Esse sentimento foi transformado em discurso que contagiava pessoas que mal tinha o que comer e sem perspectiva de melhoria. Por isso, você junta a idealização de um passado de glória com a atribuição de culpa aos judeus que eram bem sucedidos economicamente, isso fez com que as pessoas acabassem sendo atraídas. Assim o minúsculo partido nacional socialista se viu adquirindo adeptos pelas falas dessa pessoa que não tinha razão mas tinha convicção suficiente para fazer as demais acreditarem. Por isso, entre os ideais do partido ao carisma de Hitler, o partido preferiu abrir mãos dos seus pensamentos à medida que o porquera se impunha como chefe do partido. Com um número de pessoas sob a sua liderança e com os seus ideais de morte e anti-democrático, Hitler foi conquistando o apoio das forças de segurança como exército e policiais. Por fim a sua figura já chamava tanto a atenção que a elite alemã decidiu financiar o partido com a intenção de que se opusesse ao Partido Comunista e mantivesse os privilégios dos empresários alemãos.

A tônica da morte é algo muito atraente, já que ao mesmo tempo que cria medo ao apontar aos "inimigos que estão prejudicando a sua família", possibilita uma solução direta: matar. É contando com o instinto de morte que as ideias nazistas vão encontrando abrigo na mente de cada vez mais pessoas em cada situação de indignação que elas presenciam. Assim é muito mais simples uma sociedade desenvolver tecnologias do que desenvolver uma ideologia que a proteja da barbárie. A obra mostra que o governo alemão já percebia o caminho perigoso que os ideais anti-democráticos nazistas poderia atingir e chegou a proibir o partido e manteve Hitler preso. Cumprida a pena e com a falsa promessa de que as leis seriam respeitadas, o genocida retoma a sua força a ponto de chegar a atingir o principal cargo do governo. Isso demonstra que, para a democracia poder funcionar é preciso necessariamente estabelecer limites. Há ideias que levam a extinção da mesma e por isso elas devem ser impedidas. É por isso que não há como existir um partido nazista e o mundo percebeu isso apenas quando milhares de inocentes foram mortos devido a crença de uma suposta superioridade ariana que justificou toda essa carnificina ainda sobre a justificativa de uma vontade divina. 
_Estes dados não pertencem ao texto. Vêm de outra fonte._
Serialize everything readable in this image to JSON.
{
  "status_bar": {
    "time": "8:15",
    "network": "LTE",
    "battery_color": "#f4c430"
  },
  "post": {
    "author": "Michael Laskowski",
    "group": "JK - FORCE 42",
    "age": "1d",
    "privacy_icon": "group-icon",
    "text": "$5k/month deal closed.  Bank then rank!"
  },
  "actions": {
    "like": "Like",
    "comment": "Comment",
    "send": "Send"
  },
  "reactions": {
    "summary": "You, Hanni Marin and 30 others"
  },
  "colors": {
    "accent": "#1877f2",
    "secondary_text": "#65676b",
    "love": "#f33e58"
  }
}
O quadrinho mostra que nem mesmo os ideais da família eram respeitados por essa figura. Hitler se apaixona perdidamente por uma sobrinha com 17 anos, uma relação que pode ser considerada tanto como pedofilia quanto incestuosa e ao fina ainda mostrou-se ser abusiva com a maneira como os ciúmes dele restringia os atos dela. 

Em vários momentos, a história se relaciona com o presente de forma indireta quando a gente vê similaridades dos acontecimentos no início do Século XX com o discurso e ações da extrema direita no Brasil. Pra ter uma ideia, a narrativa desse quadrinho é excelente, ainda que haja vários personagens Mizuki dá uma identidade a eles que faz com que a gente não se perca na leitura. Apesar disso, não é uma leitura fácil. Isso é um relato histórico em que milhares de inocentes foram mortos por causa de religião, por causa de cor de pele ou por ter costumes e sexualidade que não condiz com aquilo que o sanguinário estabeleceu como sendo o correto. À medida que a gente percebe os vários pontos em comum entre o nazismo e o bolsonarismo, a leitura vai ficando mais densa. Para exemplificar isso vou trazer uma citação do juramento nazista presente na obra e em seguida vou trazer o quanto aquilo é próximo do bolsonarismo: "Faço em nome de Deus esse juramento sagrado de que obedecerei incondicionalmente a Adolf Hitler, führer do povo e do reich alemão e comandante supremo das forças armadas, e de que, como bravo soldado e por este juramento, estou preparado para sacrificar minha vida sob qualquer circunstâncias." No Brasil durante discurso, Bolsonaro pede aos seus apoiadores "Repitam comigo: Eu juro dar minha vida pela minha liberdade" (assista aqui) É decepcionante todas as vezes que eu lia na obra um "Alemanha acima de todos", frase que também foi utilizada na campanha de uma pessoa abominável que foi presidente do Brasil há poucos anos. 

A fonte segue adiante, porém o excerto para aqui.